Question

The masses of the blocks A,B, and C shown in the fig. (a) are $4kg$, $2kg$, and $2kg$, respectively. Block A moves with an acceleration of $2.5m{s^{ - 2}}$.
1. Block C is removed from its position and placed on block A, shown in fig(b). What is the acceleration of block C?
2. The positions of the block A and B are subsequently interchanged. Find the new acceleration of C. The coefficient of friction is the same for all the contact surfaces.

Answer 1

To solve the question, free body diagrams of each block are to be drawn in both cases. The net forces are equated in x-direction and y-direction to find the acceleration of the block C. The first step is to calculate the coefficient of friction.

Complete step by step solution:
It is given in the question that-
Acceleration of the block A is $2.5m/{s^2}$, if the pulley is assumed to be frictionless then B and C also accelerate with the same rate, because they are connected by the same string.
On drawing the Free body diagrams of A and B-C

We have,
Force of friction $f = \mu N$
The normal force exerted by the surface on block A$= N$
$N = {m_1}g = 4g$
Tension in the string $= T$
The value of g is taken $10m/{s^2}$for all calculations.
Mass of block A ${m_1} = 4kg$
Masses of block B and C added, as they are considered to be a system of mass, ${m_2} + {m_3} = 2 + 2 = 4kg$
Acceleration of the blocks a, it is $2.5m/{s^2}$.
Equating for block A-
In the vertical direction,
${m_1}g = N=4g$
In horizontal direction-
$T = \mu N - {m_1}a$
$T = 4\mu g - 4 \times 2.5$ …..…(1)
For block B and C,
In vertical direction,
$T = ({m_2} + {m_3})(g + a)$
$T = 4(g + a)$
$T = 4g + (2.5 \times 4)$ ……..…(2)
Equating equations (1) and (2),
$T = 4g + 10 = 4g\mu - 10$
$4g(1 - \mu ) = 20$
$\mu = 0.5$
Using this value of $\mu$, in case(a),
The Free body diagram is-

When the body C is placed on A, there is a friction force between the two bodies that act on C and A due to inertia of the block C, but it is small and cancels out when block A and C are assumed to be moving together with an acceleration downwards (+).
For the system A and C,
In horizontal direction,
$\mu N = ({m_1} + {m_3})a + T$
In vertical direction,
$N = ({m_1} + {m_3})g$
$N = 6g = 60$
$\mu N = 30$
$T - 30 = 6a$ ………(1)
For the block B,
In vertical direction,
${m_2}g - T = {m_2}a$
$20 - T = 2a$ ………..…(2)
Equating the above equations,
$20 - 2a = 6a + 30$
$6a + 2a = 8a = - 10$
$a = - 0.8$
The value of a is negative, this means the direction of assumed acceleration was not correct this implies that no acceleration takes place in the first case.

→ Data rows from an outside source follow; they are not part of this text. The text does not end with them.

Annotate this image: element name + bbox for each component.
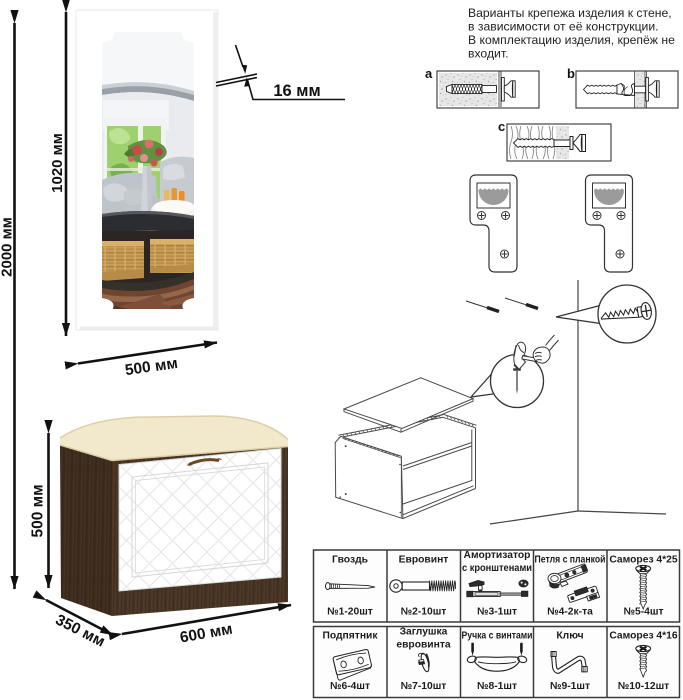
svg-text:№7-10шт: №7-10шт [401,681,447,692]
svg-text:с кронштенами: с кронштенами [462,563,532,574]
svg-text:Варианты крепежа изделия к сте: Варианты крепежа изделия к стене, [468,6,672,20]
svg-text:№3-1шт: №3-1шт [477,607,517,618]
svg-text:a: a [425,66,433,81]
svg-text:2000 мм: 2000 мм [0,217,16,277]
svg-text:500 мм: 500 мм [30,484,47,537]
svg-text:№6-4шт: №6-4шт [330,681,370,692]
svg-text:1020 мм: 1020 мм [49,133,66,193]
svg-text:В комплектацию изделия, крепёж: В комплектацию изделия, крепёж не [468,33,675,47]
svg-text:b: b [567,66,575,81]
svg-text:Саморез 4*25: Саморез 4*25 [609,555,678,566]
svg-text:Ключ: Ключ [556,631,583,642]
svg-text:Петля с планкой: Петля с планкой [535,555,606,566]
svg-text:№2-10шт: №2-10шт [401,607,447,618]
svg-text:16 мм: 16 мм [273,82,320,100]
svg-text:евровинта: евровинта [396,640,451,651]
svg-text:№8-1шт: №8-1шт [477,681,517,692]
svg-text:Гвоздь: Гвоздь [332,555,368,566]
svg-text:№10-12шт: №10-12шт [618,681,669,692]
svg-text:Заглушка: Заглушка [400,627,448,638]
svg-text:в зависимости от её конструкци: в зависимости от её конструкции. [468,20,659,34]
svg-text:Ручка с винтами: Ручка с винтами [462,631,533,642]
svg-text:c: c [498,119,505,134]
svg-text:Подпятник: Подпятник [322,631,378,642]
svg-text:№1-20шт: №1-20шт [327,607,373,618]
svg-text:№9-1шт: №9-1шт [550,681,590,692]
svg-text:Евровинт: Евровинт [399,555,449,566]
svg-text:Амортизатор: Амортизатор [464,550,531,561]
svg-text:входит.: входит. [468,47,508,61]
svg-text:№4-2к-та: №4-2к-та [547,607,593,618]
svg-text:Саморез 4*16: Саморез 4*16 [609,631,678,642]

Because the acceleration in the opposite direction is not possible. So, $a=0$.

(b) When A and B are interchanged, the Free body diagram becomes-

The blocks B and C are assumed to move together, with an acceleration a, then block A moves with the same acceleration, downwards(+).
For the system C and B,
In vertical direction,
$({m_2} + {m_3})g = N$
In horizontal direction,
$T - \mu N = (m2 + m3)a$
$\mu N = 4\mu g = 4 \times 0.5 \times 10 = 20$
$T - 20 = 4a$ …….…(1)
For the block A,
In vertical direction,
${m_1}g - T = {m_1}a$
$40 - T = 4a$ ……….…(2)
On solving both the equations,
$T = 40 - 4a = 4a + 20$
$8a = 20$
$a = 2.5m/{s^2}$
Checking for slip on the block C- There is a pseudo force between the blocks B and C, which arises due to the acceleration of blocks, if this is more than the minimum value of kinetic friction the block C will slip in the right direction.
Therefore, Pseudo force $F' = {m_3}a = 2 \times 2.5 = 5$
The maximum value of static friction $f' = \mu N = \mu {m_3}g = 0.5 \times 2 \times 10 = 10$
$F' < f'$ thus the block will not slip.
All units of force are in Newton.

Note: The pseudo force arises only in a non-inertial frame of reference, in the given question, part (b) the block B is accelerating, and the block C lies on top of it. Which means the block C is in a non-inertial frame of reference.